The terrible toll of the infamous Triangle Shirtwaist Factory Fire of 1911 was exacerbated by lack of adequate fire escapes — 146 Greenwich Village factory workers died in the tragedy.
Modern building codes require multiple exits where substantial numbers of people congregate. Common sense demands alternate escape routes. Unfortunately, current efforts to address the climate crisis fail this test.
While enormous amounts are being invested in techno-fixes, there is growing evidence that the world will miss the oft-stated 2050 goal of net zero CO2 emissions from human activities by a very wide margin. The cruel, calculated cancellation by Trump/Musk of all US investments in family planning and their deliberate decimation of climate programs mean that we are betting our future on hallucinations.

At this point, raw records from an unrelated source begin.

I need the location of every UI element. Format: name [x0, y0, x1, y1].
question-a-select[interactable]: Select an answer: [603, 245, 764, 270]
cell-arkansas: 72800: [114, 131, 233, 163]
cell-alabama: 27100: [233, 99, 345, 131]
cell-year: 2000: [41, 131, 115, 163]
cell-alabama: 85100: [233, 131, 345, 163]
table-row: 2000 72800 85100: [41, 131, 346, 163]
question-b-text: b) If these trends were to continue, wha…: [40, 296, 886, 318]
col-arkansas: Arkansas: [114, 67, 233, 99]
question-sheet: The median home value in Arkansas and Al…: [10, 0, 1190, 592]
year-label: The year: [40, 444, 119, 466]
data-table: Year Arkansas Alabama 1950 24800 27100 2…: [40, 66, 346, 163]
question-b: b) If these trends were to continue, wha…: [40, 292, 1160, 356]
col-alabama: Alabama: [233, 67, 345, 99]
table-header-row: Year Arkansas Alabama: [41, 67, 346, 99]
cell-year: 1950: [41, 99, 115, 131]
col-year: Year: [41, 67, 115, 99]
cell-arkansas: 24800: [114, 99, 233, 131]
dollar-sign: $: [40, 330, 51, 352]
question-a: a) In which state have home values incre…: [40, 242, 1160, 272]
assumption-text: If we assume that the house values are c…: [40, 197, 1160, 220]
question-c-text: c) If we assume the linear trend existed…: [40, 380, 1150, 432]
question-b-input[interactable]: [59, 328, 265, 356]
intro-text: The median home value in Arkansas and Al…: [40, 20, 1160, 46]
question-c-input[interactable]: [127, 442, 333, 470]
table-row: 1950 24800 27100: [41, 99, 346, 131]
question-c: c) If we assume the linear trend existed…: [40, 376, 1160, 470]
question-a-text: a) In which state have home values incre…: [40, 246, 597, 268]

There is still a “second exit.” If we can resume and accelerate support for family planning within several years, that could prove invaluable in the climate fight, especially if net zero by 2050 proves to be a mirage.
While shifting the population curve is no quick fix, it can make an enormous difference over generations. The UN projects with 95% certainty that the world population will be between 9 billion and 11.4 billion people in 2100 and that the US population will be between 256 million and 625 million. Anyone who thinks the magnitude of these potential different outcomes doesn’t matter in terms of emissions totals is ignoring basic arithmetic.
Calls to meet the climate crisis by stabilizing population through the expansion of voluntary family planning are met with near-universal, unconscionable silence. Most environmental groups either ignore the subject or paper over it with spurious claims that population concerns are inherently racist. Tell that to the leaders in the Global South who are deeply concerned about the dire impacts of overpopulation. Maybe detractors should spend less time looking over their shoulders and more time listening to such voices.
Also, given our own sky-high emissions, it’s high time to consider the environmental impacts of the roughly one million+ unplanned births here in the United States annually. Vice President Vance once ominously asserted that “when you go to the polls in this country as a parent, you should have more power — you should have more of an ability to speak your voice in our democratic republic — than people who don’t have kids.”
Ending existing unmet need for family planning is an investment in our shared future that we can easily afford. Doing so would unquestionably result in substantially lower greenhouse gas emissions.
When long-anticipated disaster strikes, it can be too late to sound the alarm. The clock is ticking for Planet Earth. Is anyone really listening?